Tuesday, November 13, 2007

Everybody Has to be Known for Something, I Guess


If you met me in a public restroom and didn’t know any better, you might assume that I suffer from OCD. To be clear though, just because I behave in a manner that makes it appear as though I have OCD, doesn’t mean I do. I just don’t like to touch anything in public restrooms, that’s all. If people consider that an illness – surely that’s their problem, not mine.

Not only do I not like to touch anything in a public restroom, the truth is, I’d rather squat and pee in the middle of a busy freeway than even go in one (and I have done so, on many occasions, if you must know). Just go ahead and tell me that means I’m crazy – I dare you.

Actually, it’s not just public restrooms that stress me out. I returned to my place of previous employment this year after a 6 year absence. My first day back, a coworker said, “I’m so glad you’re back – we missed you! You know, I’ll never forget my first day of work here when I was asking you about a file and you told me that I was about to make you throw up because I was licking my fingers as I turned the pages.”

“Oh I’m so sorry,” I said.

Everybody laughed at me. It’s embarrassing. But seriously, why do people have to lick things that other people are going to have to touch?
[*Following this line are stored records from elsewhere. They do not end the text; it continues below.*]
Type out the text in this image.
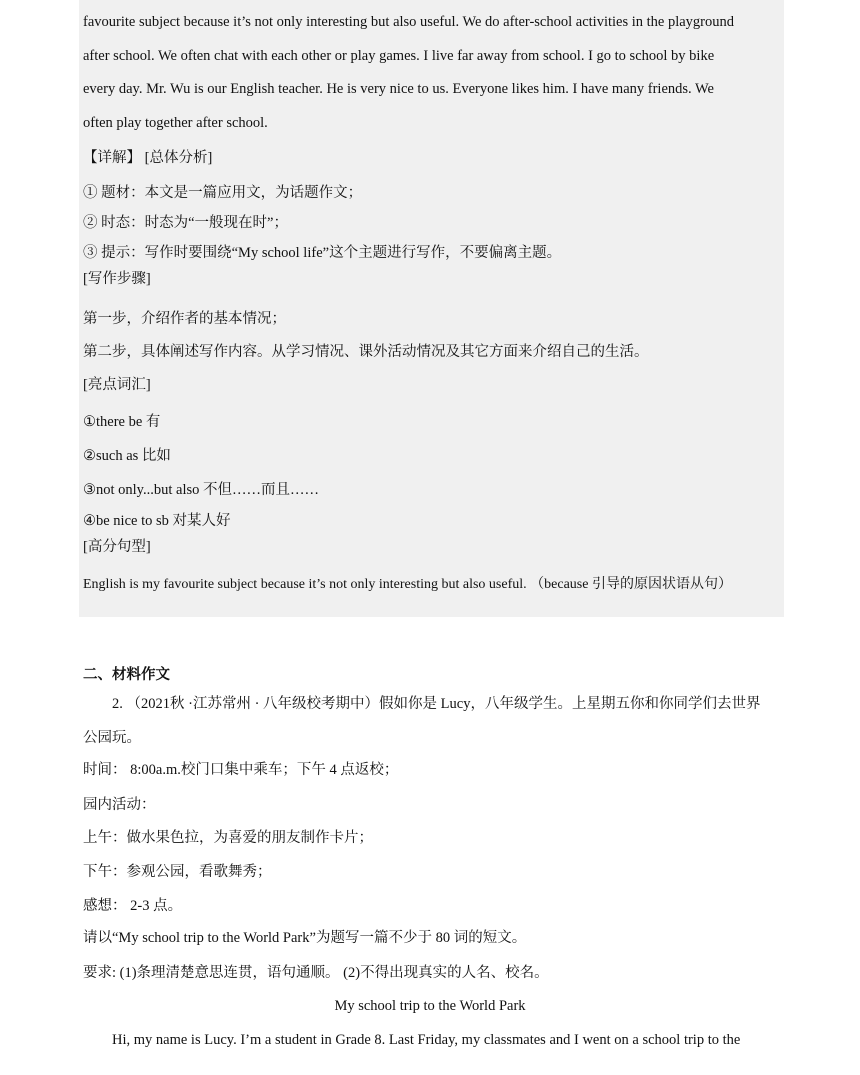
favourite subject because it’s not only interesting but also useful. We do after-school activities in the playground
after school. We often chat with each other or play games. I live far away from school. I go to school by bike
every day. Mr. Wu is our English teacher. He is very nice to us. Everyone likes him. I have many friends. We
often play together after school.
【详解】 [总体分析]
① 题材：本文是一篇应用文，为话题作文；
② 时态：时态为“一般现在时”；
③ 提示：写作时要围绕“My school life”这个主题进行写作，不要偏离主题。
[写作步骤]
第一步，介绍作者的基本情况；
第二步，具体阐述写作内容。从学习情况、课外活动情况及其它方面来介绍自己的生活。
[亮点词汇]
①there be 有
②such as 比如
③not only...but also 不但……而且……
④be nice to sb 对某人好
[高分句型]
English is my favourite subject because it’s not only interesting but also useful. （because 引导的原因状语从句）
二、材料作文
2. （2021秋 ·江苏常州 · 八年级校考期中）假如你是 Lucy，八年级学生。上星期五你和你同学们去世界
公园玩。
时间： 8:00a.m.校门口集中乘车；下午 4 点返校；
园内活动：
上午：做水果色拉，为喜爱的朋友制作卡片；
下午：参观公园，看歌舞秀；
感想： 2-3 点。
请以“My school trip to the World Park”为题写一篇不少于 80 词的短文。
要求: (1)条理清楚意思连贯，语句通顺。 (2)不得出现真实的人名、校名。
My school trip to the World Park
Hi, my name is Lucy. I’m a student in Grade 8. Last Friday, my classmates and I went on a school trip to the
Another day we were visited by a woman who used to work there with me, but doesn’t anymore. She hugged me and in her thick Texas accent she said, “I never forgot you! Every time I have to share popcorn with someone I worry about them licking their fingers and then scrubbing back around in the bowl – I just never would have even thought to worry about that if you hadn’t pointed it out to me.”

And everyone laughed at me.

And now someone who started working there after I’d left really understands how special she is to me. One day, shortly after we met, as I was borrowing her pen, I explained why I feel that as a general rule, people really ought to just use their own pens. But I told her I didn’t mind using her’s. “You don’t really gross me out,” I said.

She furrowed her eyebrows and chuckled. Little did she know that, “You don’t gross me out,” is a complement from me of the highest order. But she does now – so she can join in the office fun of laughing at me. What an asset I am to the workplace.

This was never really that problematic until I became the mother of young children. Actually I thought I was doing fine even then until J came home from first grade talking about some sort of foolishness or other that one of his friends had been engaging in in the bathroom at school. Mid-story I interrupted, “We do not play in the bathroom. Bathrooms are disgusting. We pee. We don’t touch anything. We wash our hands. We get out. That’s it.”

And then he went on to tell me something about the toilet paper dispenser. “Why did you need toilet paper,” I asked, “I thought you never go poop at school?”

“Well,” he said, “I just need some to use to flush the potty after I pee.”

Part of me thinks, oh no, my poor kids are going to be as weird as I am. But I’m secretly pleased that he has healthy bathroom habits already. Or perhaps “healthy” is the wrong word. Hygienic maybe. Hygienic can’t be all bad – can it?
Posted by Picasa

4 comments:

radical mama said...

You are not alone. I just wouldn't have the courage to point out other people's grossness, although I think it needs to be done sometimes. They should KNOW that they are spreading germs. Common sense, people.

Anonymous said...

this is how Howard Hughes started out.

Lori at Spinning Yellow said...

I am so right there with you! I make me kids wash their hands constantly and am that crazy lunatic in the bathroom who says, "don't touch anything" a million times. Gross, I tell you. And I become more germaphobic as I get older.

Girl said...

I get the bathroom thing. I used to be a little more lax about it until my kids starting bringing home every germ under the sun, ewww.